This topic describes how to set up a Spark on MaxCompute development environment.

Prerequisites

The following software has been installed:
  • JDK 1.8
  • Python2.7
  • Maven
  • Git

Download the Spark on MaxCompute client

The Spark on MaxCompute package is released with the MaxCompute authorization function. This allows Spark on MaxCompute to serve as a client that submits jobs with the spark-submit script. The following packages have been released for Spark1.x and Spark2.x:

Set environment variables

  • JAVA_HOME settings
    # We recommend that you use JDK 1.8.
    export JAVA_HOME=/path/to/jdk
    export CLASSPATH=.:$JAVA_HOME/lib/dt.jar:$JAVA_HOME/lib/tools.jar
    export PATH=$JAVA_HOME/bin:$PATH
  • SPARK_HOME settings
    Download the Spark on the MaxCompute client and unzip it to a local path. Replace SPARK_HOME with your unzip path.
    export SPARK_HOME=/path/to/spark_extracted_package
    export PATH=$SPARK_HOME/bin:$PATH
  • To use PySpark, you must install Python 2.7 and set PATH.
    export PATH=/path/to/python/bin/:$PATH

Configure the spark-defaults.conf file

If you use the Spark on MaxCompute client for the first time, you must configure the spark-defaults.conf file.

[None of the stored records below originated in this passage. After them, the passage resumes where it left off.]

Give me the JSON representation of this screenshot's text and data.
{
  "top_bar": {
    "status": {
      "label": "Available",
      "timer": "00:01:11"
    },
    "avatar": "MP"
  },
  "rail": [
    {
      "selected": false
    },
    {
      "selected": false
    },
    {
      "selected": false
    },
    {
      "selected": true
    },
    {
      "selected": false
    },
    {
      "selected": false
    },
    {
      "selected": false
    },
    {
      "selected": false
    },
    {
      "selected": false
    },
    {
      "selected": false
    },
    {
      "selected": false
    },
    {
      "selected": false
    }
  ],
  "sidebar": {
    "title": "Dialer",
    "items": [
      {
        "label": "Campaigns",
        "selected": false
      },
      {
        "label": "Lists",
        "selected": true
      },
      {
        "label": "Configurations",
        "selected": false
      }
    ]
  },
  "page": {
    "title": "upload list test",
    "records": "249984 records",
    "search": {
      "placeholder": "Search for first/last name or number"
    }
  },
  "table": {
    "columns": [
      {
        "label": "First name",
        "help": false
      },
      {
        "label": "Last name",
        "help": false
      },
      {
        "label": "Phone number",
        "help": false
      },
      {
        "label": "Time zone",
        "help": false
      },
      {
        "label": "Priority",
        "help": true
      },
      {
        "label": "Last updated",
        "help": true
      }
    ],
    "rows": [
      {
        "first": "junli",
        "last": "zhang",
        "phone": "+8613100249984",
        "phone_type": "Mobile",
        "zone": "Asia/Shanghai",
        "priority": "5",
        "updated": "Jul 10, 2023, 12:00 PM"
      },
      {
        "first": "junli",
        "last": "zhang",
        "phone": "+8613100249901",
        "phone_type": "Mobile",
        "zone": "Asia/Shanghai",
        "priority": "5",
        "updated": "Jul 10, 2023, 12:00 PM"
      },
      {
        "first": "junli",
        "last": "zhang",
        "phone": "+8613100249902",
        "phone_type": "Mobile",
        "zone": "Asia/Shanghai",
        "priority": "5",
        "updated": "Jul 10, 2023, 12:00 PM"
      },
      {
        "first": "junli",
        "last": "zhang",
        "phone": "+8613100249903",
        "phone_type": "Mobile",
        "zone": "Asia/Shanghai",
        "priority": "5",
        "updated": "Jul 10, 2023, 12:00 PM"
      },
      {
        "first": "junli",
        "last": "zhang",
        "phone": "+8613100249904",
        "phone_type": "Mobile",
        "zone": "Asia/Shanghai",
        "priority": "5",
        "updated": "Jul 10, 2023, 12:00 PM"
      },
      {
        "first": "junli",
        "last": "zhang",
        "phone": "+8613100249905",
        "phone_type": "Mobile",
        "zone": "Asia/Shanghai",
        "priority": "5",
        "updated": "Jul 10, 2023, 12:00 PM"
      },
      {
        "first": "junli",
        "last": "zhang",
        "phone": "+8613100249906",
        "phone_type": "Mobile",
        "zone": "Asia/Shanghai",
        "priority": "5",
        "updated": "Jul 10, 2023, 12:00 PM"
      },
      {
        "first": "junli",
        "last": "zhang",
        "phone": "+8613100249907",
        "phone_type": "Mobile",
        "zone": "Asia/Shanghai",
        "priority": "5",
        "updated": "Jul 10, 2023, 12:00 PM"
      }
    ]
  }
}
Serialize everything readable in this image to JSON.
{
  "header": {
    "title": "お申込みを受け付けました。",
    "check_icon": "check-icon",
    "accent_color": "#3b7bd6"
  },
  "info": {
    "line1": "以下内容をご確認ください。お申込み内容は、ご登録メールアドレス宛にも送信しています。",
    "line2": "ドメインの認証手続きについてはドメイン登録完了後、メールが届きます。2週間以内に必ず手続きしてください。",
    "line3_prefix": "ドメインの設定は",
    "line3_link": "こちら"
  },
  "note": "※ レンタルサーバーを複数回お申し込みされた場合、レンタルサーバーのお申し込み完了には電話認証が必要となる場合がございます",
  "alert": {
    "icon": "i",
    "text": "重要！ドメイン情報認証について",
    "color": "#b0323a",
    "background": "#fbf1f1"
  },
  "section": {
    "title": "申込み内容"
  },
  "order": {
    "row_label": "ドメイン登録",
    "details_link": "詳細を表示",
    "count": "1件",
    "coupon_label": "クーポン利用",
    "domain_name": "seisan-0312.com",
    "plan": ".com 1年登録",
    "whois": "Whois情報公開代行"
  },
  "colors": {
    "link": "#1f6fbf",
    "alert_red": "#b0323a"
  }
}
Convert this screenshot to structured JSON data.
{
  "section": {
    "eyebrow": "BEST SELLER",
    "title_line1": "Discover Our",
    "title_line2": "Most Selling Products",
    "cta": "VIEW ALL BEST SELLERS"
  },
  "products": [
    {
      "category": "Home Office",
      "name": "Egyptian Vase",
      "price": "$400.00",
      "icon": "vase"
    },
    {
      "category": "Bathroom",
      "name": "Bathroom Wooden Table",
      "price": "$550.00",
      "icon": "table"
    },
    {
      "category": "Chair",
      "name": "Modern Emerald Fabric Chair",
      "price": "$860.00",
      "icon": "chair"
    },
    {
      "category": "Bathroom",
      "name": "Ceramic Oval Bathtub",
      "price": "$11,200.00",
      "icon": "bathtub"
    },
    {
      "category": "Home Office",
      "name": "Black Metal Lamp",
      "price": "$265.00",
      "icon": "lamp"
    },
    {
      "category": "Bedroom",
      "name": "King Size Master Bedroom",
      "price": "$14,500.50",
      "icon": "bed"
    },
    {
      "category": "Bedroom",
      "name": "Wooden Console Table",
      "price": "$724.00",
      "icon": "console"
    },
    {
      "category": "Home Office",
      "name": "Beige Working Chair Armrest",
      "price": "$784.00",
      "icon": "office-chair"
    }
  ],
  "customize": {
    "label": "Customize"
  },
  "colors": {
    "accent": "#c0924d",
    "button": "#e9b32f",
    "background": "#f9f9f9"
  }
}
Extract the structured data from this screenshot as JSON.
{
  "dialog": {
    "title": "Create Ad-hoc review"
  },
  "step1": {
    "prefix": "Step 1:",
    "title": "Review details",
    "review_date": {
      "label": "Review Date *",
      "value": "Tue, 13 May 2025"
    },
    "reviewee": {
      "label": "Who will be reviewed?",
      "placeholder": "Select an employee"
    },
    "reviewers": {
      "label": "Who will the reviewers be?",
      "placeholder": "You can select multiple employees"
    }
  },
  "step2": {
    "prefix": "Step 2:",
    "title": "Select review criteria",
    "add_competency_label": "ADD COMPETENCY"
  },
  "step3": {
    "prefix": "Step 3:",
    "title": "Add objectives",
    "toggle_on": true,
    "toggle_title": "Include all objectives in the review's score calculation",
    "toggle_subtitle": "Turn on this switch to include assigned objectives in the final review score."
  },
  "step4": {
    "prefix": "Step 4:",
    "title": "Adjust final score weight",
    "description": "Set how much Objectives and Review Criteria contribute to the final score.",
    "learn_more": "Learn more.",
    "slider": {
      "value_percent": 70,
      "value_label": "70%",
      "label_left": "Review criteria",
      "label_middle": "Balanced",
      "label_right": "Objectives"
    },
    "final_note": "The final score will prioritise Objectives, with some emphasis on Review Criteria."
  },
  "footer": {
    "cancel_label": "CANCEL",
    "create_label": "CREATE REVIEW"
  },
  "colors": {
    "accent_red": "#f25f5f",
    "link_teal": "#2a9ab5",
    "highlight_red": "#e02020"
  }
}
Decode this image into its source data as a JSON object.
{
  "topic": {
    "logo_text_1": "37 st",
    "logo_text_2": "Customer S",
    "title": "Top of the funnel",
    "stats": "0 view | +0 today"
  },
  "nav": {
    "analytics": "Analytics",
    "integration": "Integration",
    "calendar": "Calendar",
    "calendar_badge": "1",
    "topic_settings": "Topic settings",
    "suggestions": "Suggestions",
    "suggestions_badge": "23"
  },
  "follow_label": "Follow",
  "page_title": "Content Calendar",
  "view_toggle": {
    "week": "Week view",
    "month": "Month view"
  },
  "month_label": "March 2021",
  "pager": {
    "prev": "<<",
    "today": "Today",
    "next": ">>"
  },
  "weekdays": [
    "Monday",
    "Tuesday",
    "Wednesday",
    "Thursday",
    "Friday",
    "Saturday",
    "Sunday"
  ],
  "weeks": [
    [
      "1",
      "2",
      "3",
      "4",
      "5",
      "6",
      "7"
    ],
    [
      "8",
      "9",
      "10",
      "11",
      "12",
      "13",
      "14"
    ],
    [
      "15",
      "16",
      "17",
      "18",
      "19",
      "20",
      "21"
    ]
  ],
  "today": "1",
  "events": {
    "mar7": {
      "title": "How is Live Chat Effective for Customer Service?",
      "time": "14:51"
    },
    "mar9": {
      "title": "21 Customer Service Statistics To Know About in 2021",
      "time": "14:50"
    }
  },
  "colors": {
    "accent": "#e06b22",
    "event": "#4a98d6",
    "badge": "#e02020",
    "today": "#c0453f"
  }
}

The spark-defaults.conf.template file is stored in the $SPARK_HOME/conf path. You can use it as a template for configurations of the spark-defaults.conf file.
Notice Rename spark-defaults.conf.template as spark-defaults.conf before you perform configurations. If the file is not renamed, the configuration cannot take effect.
# spark-defaults.conf
# Enter the MaxCompute project name and account information.
spark.hadoop.odps.project.name = XXX  
spark.hadoop.odps.access.id = XXX     
spark.hadoop.odps.access.key = XXX

# Retain the following default settings.
Spark.hadoop.odps.end.point = http://service.cn.maxcompute.aliyun.com/api # Configure the endpoint through which the Spark on MaxCompute client accesses MaxCompute projects. Specify the actual endpoint based on your requirements. For more information, see Configure endpoints.
spark.hadoop.odps.runtime.end.point = http://service.cn.maxcompute.aliyun-inc.com/api # The endpoint of the Spark, which is the endpoint of the MaxCompute VPC in the selected region. You can modify this parameter if required.
spark.sql.catalogImplementation=odps
spark.hadoop.odps.task.major.version = cupid_v2
spark.hadoop.odps.cupid.container.image.enable = true
spark.hadoop.odps.cupid.container.vm.engine.type = hyper

spark.hadoop.odps.cupid.webproxy.endpoint = http://service.cn.maxcompute.aliyun-inc.com/api
spark.hadoop.odps.moye.trackurl.host = http://jobview.odps.aliyun.com

Other configurations are required for special scenarios and functions. For more information, see Spark on MaxCompute configuration details.

Make project preparations

Spark on MaxCompute provides a demo project template. We recommend that you download and copy the template to develop your application.
Note In the demo project, the scope parameter for the Spark dependency is set to provided. Do not modify this parameter. Otherwise, the submitted job will not run normally.
  • Download and compile the Spark-1.x template
    git clone https://github.com/aliyun/MaxCompute-Spark.git
    cd spark-1.x
    mvn clean package
  • Download and compile the Spark-2.x template
    git clone https://github.com/aliyun/MaxCompute-Spark.git
    cd spark-2.x
    mvn clean package

Configure dependencies

  • Configure the dependencies for Spark on MaxCompute jobs to access MaxCompute tables.
    Spark on MaxCompute jobs use the odps-spark-datasource module to access MaxCompute tables. Sample Maven configurations:
    <! -- Spark-2.x uses the following module: -->
    <dependency>
        <groupId>com.aliyun.odps</groupId>
        <artifactId>odps-spark-datasource_2.11</artifactId>
        <version>3.3.8-public</version>
    </dependency>
    
    <! -- Spark-1.x uses the following module: -->
    <dependency>
      <groupId>com.aliyun.odps</groupId>
      <artifactId>odps-spark-datasource_2.10</artifactId>
      <version>3.3.8-public</version>
    </dependency>
  • Configure the dependencies for Spark on MaxCompute jobs to access OSS.
    If Spark on MaxCompute jobs need to access OSS, add the following dependencies:
    <dependency>
        <groupId>com.aliyun.odps</groupId>
        <artifactId>hadoop-fs-oss</artifactId>
        <version>3.3.8-public</version>
    </dependency>
  • Spark-2.x dependency configuration

    For configurations in pom files, see Spark-2.x pom files.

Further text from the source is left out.